White House, Romney at Odds Over Israel’s Capital City
After a reporter at a White House press briefing Monday pushed Deputy Press Secretary Josh Earnest on the issue of Mitt Romney’s comment that Jerusalem is Israel’s capital, Earnest said Romney’s view is “a different position than this administration holds.”
“It’s the view of this administration that the capital [of Israel] is something that should be determined in final status negotiations between the parties,” Earnest said. “I’d remind you that that’s the position that’s been held by previous administrations, both Democratic and Republican.”
The Jerusalem Embassy Act, which calls for Jerusalem to be recognized as the capital of Israel, was passed by Congress in 1995 but has never been implemented. Presidents Bill Clinton, George W. Bush, and now Barack Obama have viewed it as a congressional infringement on the executive branch’s constitutional authority over foreign policy.

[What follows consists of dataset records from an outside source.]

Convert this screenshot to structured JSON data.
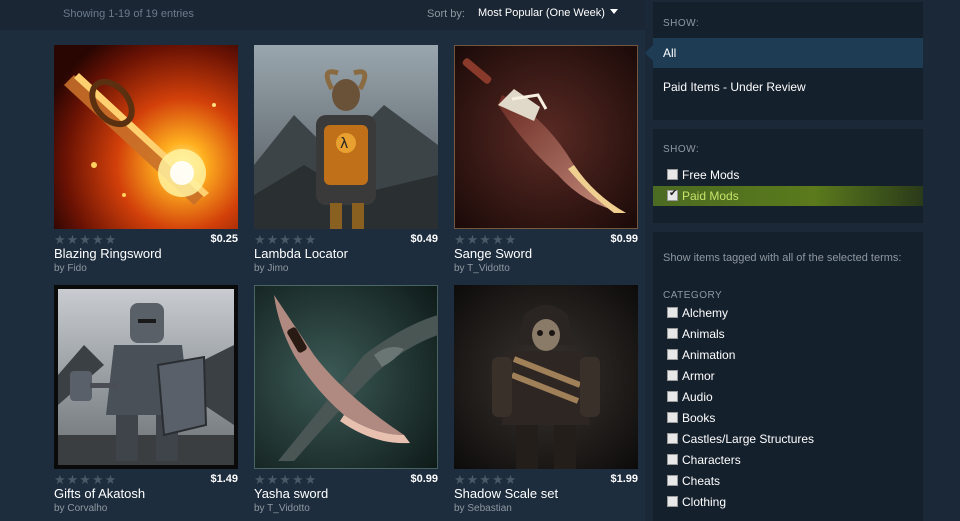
{
  "header": {
    "showing": "Showing 1-19 of 19 entries",
    "sort_label": "Sort by:",
    "sort_value": "Most Popular (One Week)"
  },
  "items": [
    {
      "title": "Blazing Ringsword",
      "author_prefix": "by",
      "author": "Fido",
      "price": "$0.25",
      "rating": "★★★★★"
    },
    {
      "title": "Lambda Locator",
      "author_prefix": "by",
      "author": "Jimo",
      "price": "$0.49",
      "rating": "★★★★★"
    },
    {
      "title": "Sange Sword",
      "author_prefix": "by",
      "author": "T_Vidotto",
      "price": "$0.99",
      "rating": "★★★★★"
    },
    {
      "title": "Gifts of Akatosh",
      "author_prefix": "by",
      "author": "Corvalho",
      "price": "$1.49",
      "rating": "★★★★★"
    },
    {
      "title": "Yasha sword",
      "author_prefix": "by",
      "author": "T_Vidotto",
      "price": "$0.99",
      "rating": "★★★★★"
    },
    {
      "title": "Shadow Scale set",
      "author_prefix": "by",
      "author": "Sebastian",
      "price": "$1.99",
      "rating": "★★★★★"
    }
  ],
  "sidebar": {
    "show1": {
      "label": "SHOW:",
      "items": [
        "All",
        "Paid Items - Under Review"
      ]
    },
    "show2": {
      "label": "SHOW:",
      "items": [
        {
          "label": "Free Mods",
          "checked": false
        },
        {
          "label": "Paid Mods",
          "checked": true
        }
      ]
    },
    "tags": {
      "description": "Show items tagged with all of the selected terms:",
      "category_label": "CATEGORY",
      "items": [
        "Alchemy",
        "Animals",
        "Animation",
        "Armor",
        "Audio",
        "Books",
        "Castles/Large Structures",
        "Characters",
        "Cheats",
        "Clothing"
      ]
    }
  }
}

In June 2008, however, Obama himself—then an Illinois senator and presidential candidate—said at the American Israel Public Affairs Committee (AIPAC) conference that Jerusalem “will remain the capital of Israel, and it must remain undivided.”
Asked at a July 26 press briefing whether the Obama administration considers Jerusalem or Tel Aviv to be Israel’s capital, White House spokesman Jay Carney did not choose between the two cities, instead only responding that the administration’s position “has not changed.”